Silver bullion weighing 17,000 ounces, along with other artefacts removed from the sunken steamship Gairsoppa has been landed at the docks from the salvage vessel Seabed Worker.

Torpedoed in 1941, Gairsoppa lies three miles down on the seabed of the Atlantic some 300 miles south west of Ireland.

The artefacts will be handed over to the UK Receiver of Wrecks.

Odyssey Marine Exploration, the American company conducting the multi-million dollar recovery of the silver bullion, started work on the project in June this year. A spokesperson for Odyssey said: “During the 83 operational days (days not affected by weather delays, transit or time in port) of this period, the Odyssey team surgically opened and cleared approximately 70 per cent of the holds and compartments of the SS Gairsoppa which were suitable for transporting silver cargo.”

Using a high-tec, remotely operated vehicle (ROV), hydraulic shears and deck removal tools, areas of the Gairsoppa were opened up and inspected. During these operations, a total of 1,218 silver ingots, which are expected to yield approximately $44 million at current silver prices, as well as several hundred artefacts were recovered from the SS Gairsoppa .
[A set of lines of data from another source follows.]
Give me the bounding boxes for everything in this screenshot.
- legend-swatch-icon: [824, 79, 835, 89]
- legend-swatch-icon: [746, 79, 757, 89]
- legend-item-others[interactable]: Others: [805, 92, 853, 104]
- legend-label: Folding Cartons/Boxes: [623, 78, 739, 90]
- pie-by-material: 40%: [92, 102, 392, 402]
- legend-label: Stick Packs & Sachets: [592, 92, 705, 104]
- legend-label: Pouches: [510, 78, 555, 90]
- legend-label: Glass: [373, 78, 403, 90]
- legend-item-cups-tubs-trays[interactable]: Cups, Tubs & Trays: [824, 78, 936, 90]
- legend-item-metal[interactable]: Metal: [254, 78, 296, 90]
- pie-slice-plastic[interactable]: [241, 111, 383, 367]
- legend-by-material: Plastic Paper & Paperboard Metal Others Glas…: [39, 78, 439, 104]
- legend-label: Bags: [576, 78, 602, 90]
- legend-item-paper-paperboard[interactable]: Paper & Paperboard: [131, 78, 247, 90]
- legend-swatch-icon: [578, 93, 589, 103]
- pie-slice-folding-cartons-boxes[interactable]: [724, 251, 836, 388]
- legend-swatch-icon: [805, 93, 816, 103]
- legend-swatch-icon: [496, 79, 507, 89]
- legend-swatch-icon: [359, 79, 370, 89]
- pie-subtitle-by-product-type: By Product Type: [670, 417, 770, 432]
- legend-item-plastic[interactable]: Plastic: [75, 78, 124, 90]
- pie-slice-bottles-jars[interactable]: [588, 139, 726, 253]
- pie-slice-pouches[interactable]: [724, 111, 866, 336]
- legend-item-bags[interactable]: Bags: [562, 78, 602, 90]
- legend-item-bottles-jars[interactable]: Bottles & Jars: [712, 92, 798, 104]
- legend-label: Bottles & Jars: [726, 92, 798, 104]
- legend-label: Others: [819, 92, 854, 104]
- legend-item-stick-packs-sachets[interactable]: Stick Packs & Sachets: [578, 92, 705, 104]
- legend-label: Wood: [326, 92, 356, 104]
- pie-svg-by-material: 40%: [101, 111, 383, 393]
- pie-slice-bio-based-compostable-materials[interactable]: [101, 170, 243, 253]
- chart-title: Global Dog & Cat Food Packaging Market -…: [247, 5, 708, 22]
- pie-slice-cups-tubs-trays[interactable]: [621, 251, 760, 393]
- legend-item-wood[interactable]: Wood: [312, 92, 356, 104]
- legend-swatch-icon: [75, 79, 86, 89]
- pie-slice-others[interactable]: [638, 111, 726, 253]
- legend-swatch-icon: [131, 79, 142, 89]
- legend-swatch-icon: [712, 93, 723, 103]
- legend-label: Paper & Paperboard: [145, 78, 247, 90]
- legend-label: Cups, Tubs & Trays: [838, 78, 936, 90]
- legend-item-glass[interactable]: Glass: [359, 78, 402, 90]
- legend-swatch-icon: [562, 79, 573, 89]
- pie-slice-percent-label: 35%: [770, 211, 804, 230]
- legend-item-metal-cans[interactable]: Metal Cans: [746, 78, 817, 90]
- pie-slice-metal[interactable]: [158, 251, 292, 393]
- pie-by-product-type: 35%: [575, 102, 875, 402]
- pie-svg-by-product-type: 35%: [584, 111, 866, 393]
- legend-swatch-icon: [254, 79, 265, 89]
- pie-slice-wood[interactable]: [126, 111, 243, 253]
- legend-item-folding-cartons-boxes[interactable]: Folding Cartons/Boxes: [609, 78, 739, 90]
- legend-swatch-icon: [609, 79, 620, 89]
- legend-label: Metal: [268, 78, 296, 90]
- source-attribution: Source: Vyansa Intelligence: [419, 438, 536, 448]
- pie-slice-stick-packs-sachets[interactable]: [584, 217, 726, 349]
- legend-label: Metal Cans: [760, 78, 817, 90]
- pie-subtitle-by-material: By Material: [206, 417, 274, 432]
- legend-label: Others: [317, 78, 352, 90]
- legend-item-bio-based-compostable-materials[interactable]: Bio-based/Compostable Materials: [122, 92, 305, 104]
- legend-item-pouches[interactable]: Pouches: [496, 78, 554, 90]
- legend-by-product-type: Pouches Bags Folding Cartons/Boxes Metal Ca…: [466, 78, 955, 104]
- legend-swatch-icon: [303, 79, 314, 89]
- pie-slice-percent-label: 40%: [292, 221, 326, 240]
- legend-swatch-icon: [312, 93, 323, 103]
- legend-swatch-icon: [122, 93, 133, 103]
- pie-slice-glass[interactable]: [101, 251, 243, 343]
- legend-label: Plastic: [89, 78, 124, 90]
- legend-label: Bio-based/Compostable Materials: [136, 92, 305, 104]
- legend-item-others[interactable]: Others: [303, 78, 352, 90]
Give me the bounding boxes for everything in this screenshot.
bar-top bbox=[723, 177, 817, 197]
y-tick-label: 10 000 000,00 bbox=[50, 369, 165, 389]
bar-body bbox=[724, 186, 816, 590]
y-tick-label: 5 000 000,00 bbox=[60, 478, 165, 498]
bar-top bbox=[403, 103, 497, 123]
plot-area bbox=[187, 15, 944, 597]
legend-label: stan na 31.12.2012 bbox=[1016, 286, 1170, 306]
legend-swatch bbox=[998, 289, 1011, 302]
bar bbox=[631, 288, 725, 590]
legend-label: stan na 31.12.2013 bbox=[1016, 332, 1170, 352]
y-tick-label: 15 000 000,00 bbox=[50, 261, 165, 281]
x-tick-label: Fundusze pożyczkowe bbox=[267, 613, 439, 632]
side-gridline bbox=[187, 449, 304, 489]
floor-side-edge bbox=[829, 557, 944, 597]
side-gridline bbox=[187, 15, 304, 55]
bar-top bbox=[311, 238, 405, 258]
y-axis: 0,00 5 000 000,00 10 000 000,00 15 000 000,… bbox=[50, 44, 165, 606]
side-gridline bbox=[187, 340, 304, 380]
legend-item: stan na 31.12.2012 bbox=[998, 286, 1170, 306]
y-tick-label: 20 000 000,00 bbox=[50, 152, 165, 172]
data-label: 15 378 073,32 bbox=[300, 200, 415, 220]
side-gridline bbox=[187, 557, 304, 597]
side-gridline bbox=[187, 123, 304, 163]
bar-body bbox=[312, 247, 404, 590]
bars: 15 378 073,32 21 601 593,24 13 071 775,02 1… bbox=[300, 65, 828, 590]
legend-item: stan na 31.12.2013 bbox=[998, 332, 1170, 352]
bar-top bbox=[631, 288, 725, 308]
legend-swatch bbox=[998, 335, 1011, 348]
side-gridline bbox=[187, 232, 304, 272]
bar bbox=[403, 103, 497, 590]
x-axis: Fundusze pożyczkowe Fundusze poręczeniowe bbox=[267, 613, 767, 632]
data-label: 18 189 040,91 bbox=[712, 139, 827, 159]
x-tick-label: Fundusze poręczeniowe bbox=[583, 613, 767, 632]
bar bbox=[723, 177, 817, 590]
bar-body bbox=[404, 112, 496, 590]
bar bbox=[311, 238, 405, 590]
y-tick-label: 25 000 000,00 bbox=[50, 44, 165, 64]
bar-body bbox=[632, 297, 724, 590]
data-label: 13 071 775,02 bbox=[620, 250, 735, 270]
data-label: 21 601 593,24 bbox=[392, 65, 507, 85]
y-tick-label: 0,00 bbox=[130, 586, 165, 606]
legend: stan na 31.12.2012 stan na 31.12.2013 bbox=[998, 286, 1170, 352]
The salvage operation has now been halted until next year due to weather conditions. Odyssey expect the remaining bullion to be recovered in 30 to 45 days.

Odyssey president Mark Gordon said: “We recovered about $44 million in silver bullion in a record-breaking operation. Our team has proven their ability to efficiently execute complex operations at a depth of 4,700 meters (15,600 feet) to complete both the deepest cargo salvage and largest recovery of precious metals ever accomplished.

“We’ve proven that we can make precise cuts, gain access to interior areas of a steel shipwreck and recover cargo from a shipwreck deeper than the Titanic.”